In a scant four days this month, the surface of Greenland's ice sheet melted to an extent not witnessed in 30 years of satellite observations, Nasa reported yesterday.
On average, about half of the surface of the ice sheet melts during the summer. But from July 8th to July 12th, the ice melt expanded from 40 per cent of the ice sheet to 97 per cent, according to scientists who analysed the data from satellites deployed by Nasa and India's space research institute.
"I started looking at the satellite imagery and saw something that was really unprecedented" since the advent of satellite imaging of the earth's frozen surface, or cryosphere, said Thomas Mote, a climate scientist at the University of Georgia who for 20 years has been studying ice changes on Greenland detected by satellite.
While scientists described it as an "extreme event" not previously recorded from space, they hastened to add that it was normal in a broader historical context.
Ice core samples taken from the summit of Greenland's ice sheet that shed light on 10,000 years of its history show that a similar large-scale melting event has happened roughly every 150 years, said Lora Koenig, a glaciologist with Nasa's Goddard Space Flight Center who has also studied the satellite imagery. Because the previous vast melt occurred in 1889, this year's is more or less on schedule, she said.
During the event, the surface ice on the sheet's summit was always within a degree or so of refreezing, Ms Koenig added. Around July 14th, the ice loss began to reverse, she said.
Nonetheless, the scientists said, the melt was significant because Greenland's ice sheet is unequivocally shrinking as a result of the warming of the world's oceans, and the event could help broaden their insights into climate change and earth systems.
"Even though this one event might be part of normal variation, it's still a fantastic experiment for us so we can try to understand how the ice sheets are going to change," Thomas Wagner, head of Nasa's cryosphere programme, said in an interview.
He said he and other scientists would continue to sort through ocean, weather and surface data from the melt to seek a deeper understanding of why it happened and what it means in the context of the global climate system and other events.Just last week, for example, a chunk of ice about two times as large as Manhattan broke free from the remote Petermann Glacier in northwestern Greenland, Mr Wagner noted.
Two years ago, the glacier lost a chunk of ice four times as big as Manhattan.

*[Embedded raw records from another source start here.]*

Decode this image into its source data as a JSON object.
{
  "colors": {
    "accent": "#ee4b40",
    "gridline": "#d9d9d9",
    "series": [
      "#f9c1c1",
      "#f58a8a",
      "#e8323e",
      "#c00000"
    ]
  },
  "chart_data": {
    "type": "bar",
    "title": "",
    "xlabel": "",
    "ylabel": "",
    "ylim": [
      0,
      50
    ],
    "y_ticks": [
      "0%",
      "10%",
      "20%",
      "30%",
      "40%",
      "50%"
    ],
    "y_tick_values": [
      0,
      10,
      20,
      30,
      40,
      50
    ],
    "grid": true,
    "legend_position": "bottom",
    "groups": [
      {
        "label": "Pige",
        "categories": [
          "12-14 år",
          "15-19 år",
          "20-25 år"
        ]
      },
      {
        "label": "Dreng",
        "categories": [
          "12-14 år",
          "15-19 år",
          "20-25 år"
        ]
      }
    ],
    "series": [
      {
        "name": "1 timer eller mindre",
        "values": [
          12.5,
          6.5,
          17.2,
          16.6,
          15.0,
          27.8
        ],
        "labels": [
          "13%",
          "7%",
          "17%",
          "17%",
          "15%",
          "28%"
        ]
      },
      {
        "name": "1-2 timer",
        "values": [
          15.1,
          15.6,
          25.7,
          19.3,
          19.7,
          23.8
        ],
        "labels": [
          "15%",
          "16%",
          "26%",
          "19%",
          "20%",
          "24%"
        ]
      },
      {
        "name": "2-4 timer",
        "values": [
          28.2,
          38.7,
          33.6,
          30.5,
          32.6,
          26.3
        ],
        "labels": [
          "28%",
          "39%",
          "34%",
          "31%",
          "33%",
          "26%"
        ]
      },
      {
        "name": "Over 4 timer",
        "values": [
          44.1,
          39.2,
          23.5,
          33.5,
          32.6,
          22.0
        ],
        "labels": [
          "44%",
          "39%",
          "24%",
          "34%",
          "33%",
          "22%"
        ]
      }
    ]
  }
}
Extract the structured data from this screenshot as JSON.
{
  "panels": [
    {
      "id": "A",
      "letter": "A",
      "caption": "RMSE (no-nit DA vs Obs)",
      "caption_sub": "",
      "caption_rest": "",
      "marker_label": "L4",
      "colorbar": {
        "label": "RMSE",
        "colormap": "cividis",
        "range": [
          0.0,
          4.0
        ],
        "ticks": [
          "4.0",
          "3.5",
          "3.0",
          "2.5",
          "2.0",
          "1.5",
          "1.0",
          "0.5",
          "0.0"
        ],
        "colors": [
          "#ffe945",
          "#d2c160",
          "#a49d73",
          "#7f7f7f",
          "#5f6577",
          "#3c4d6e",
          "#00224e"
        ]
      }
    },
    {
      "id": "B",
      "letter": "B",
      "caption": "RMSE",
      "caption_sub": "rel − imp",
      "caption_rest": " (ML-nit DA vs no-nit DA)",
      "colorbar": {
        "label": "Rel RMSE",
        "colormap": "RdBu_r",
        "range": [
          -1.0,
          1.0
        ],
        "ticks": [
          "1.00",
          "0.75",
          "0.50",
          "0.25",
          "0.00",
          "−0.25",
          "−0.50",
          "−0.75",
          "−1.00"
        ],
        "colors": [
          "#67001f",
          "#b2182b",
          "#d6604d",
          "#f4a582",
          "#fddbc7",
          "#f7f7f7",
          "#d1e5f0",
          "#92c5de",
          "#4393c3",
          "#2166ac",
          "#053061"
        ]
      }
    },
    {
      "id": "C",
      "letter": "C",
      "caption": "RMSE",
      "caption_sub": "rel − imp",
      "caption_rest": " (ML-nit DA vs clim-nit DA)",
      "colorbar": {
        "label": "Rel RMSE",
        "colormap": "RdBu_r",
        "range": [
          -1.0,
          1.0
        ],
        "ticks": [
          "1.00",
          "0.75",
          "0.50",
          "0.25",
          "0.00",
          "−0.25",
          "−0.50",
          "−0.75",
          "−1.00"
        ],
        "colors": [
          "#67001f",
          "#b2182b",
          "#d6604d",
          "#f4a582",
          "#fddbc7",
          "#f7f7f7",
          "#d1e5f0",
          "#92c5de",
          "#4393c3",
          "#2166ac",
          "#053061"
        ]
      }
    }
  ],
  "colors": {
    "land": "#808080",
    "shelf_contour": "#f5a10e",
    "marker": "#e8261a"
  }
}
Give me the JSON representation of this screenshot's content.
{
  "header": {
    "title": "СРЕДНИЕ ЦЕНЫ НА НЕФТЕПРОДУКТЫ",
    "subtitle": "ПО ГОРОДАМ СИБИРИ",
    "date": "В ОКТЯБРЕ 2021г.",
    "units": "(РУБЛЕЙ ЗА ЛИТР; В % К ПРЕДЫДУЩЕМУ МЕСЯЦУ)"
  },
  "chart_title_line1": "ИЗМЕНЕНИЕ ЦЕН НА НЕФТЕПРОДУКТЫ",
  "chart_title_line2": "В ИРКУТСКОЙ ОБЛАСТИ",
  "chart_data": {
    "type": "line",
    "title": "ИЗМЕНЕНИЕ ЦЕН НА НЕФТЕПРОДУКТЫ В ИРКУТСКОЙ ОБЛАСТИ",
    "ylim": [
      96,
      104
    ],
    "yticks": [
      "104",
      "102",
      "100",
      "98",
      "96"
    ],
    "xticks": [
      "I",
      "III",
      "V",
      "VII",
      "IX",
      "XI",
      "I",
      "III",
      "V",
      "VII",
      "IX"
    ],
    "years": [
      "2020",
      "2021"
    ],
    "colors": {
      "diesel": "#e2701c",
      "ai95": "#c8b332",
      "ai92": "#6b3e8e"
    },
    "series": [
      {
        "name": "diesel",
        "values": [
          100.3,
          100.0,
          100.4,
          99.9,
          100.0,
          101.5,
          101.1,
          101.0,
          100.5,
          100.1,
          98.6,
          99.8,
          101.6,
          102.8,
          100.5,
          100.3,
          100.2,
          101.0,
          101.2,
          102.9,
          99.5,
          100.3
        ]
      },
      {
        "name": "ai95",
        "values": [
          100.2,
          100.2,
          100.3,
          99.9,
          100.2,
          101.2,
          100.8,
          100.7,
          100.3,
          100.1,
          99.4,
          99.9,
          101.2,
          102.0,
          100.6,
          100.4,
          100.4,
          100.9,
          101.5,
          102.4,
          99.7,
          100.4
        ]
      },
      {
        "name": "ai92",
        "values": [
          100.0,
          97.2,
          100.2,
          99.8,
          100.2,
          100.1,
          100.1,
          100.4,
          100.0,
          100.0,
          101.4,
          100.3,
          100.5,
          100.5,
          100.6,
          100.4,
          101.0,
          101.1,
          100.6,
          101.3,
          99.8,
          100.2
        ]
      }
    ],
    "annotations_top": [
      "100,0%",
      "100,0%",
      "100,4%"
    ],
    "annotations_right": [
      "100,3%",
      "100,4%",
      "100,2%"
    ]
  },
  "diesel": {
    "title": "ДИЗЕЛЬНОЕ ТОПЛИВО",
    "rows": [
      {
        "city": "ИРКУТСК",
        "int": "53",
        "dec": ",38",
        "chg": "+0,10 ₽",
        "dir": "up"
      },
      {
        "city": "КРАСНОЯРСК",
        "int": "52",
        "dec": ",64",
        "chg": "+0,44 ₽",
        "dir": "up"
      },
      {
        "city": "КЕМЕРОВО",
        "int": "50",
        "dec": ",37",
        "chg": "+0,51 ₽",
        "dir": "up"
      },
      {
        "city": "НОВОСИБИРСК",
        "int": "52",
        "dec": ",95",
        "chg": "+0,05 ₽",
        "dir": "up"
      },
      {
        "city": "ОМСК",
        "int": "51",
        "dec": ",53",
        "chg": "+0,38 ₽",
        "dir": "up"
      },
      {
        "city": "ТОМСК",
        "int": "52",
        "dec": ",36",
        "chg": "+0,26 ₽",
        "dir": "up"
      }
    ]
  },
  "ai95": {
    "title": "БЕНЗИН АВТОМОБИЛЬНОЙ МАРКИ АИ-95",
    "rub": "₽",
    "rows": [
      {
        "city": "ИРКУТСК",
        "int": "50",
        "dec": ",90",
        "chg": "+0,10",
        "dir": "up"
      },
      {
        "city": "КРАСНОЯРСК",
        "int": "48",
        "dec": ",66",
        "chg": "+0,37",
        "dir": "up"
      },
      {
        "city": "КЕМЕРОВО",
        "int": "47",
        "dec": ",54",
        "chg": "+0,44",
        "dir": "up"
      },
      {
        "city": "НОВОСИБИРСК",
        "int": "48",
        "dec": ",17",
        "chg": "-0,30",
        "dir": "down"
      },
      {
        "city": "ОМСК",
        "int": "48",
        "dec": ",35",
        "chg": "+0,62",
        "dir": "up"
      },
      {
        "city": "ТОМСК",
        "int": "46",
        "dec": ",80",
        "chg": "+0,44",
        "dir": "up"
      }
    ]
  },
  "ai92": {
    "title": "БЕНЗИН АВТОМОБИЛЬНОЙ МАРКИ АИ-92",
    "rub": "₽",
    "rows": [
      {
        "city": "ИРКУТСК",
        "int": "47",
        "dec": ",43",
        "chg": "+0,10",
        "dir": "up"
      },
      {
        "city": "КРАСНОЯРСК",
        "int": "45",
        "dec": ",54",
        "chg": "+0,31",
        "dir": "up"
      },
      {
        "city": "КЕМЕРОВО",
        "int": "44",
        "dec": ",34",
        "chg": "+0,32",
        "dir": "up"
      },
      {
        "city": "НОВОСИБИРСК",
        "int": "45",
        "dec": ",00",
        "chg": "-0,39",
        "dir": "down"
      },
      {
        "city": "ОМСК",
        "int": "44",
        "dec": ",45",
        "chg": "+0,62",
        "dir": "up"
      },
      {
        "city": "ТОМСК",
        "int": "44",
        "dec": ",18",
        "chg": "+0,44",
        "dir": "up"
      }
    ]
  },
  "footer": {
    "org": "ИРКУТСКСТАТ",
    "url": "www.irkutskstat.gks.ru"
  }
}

Normally, ice "calving" of this magnitude is seen only every 10 or 20 years, scientists pointed out last week.
Mr Mote said the unusual surface melt in Greenland's ice sheet this month coincided with a series of "ridges" of warm weather - areas of high pressure that range from the earth's surface up to the jet stream - that had been moving across Greenland since the end of May.
"Normally during the month of July, on any given day we'll see about a quarter of the ice sheet covered in melt," he added.
Mr Mote said that although he typically studied satellite images that were a few months old, he had taken a look at the current pictures after a colleague conducting research in Greenland notified him that there seemed to be an unusually high amount of melting.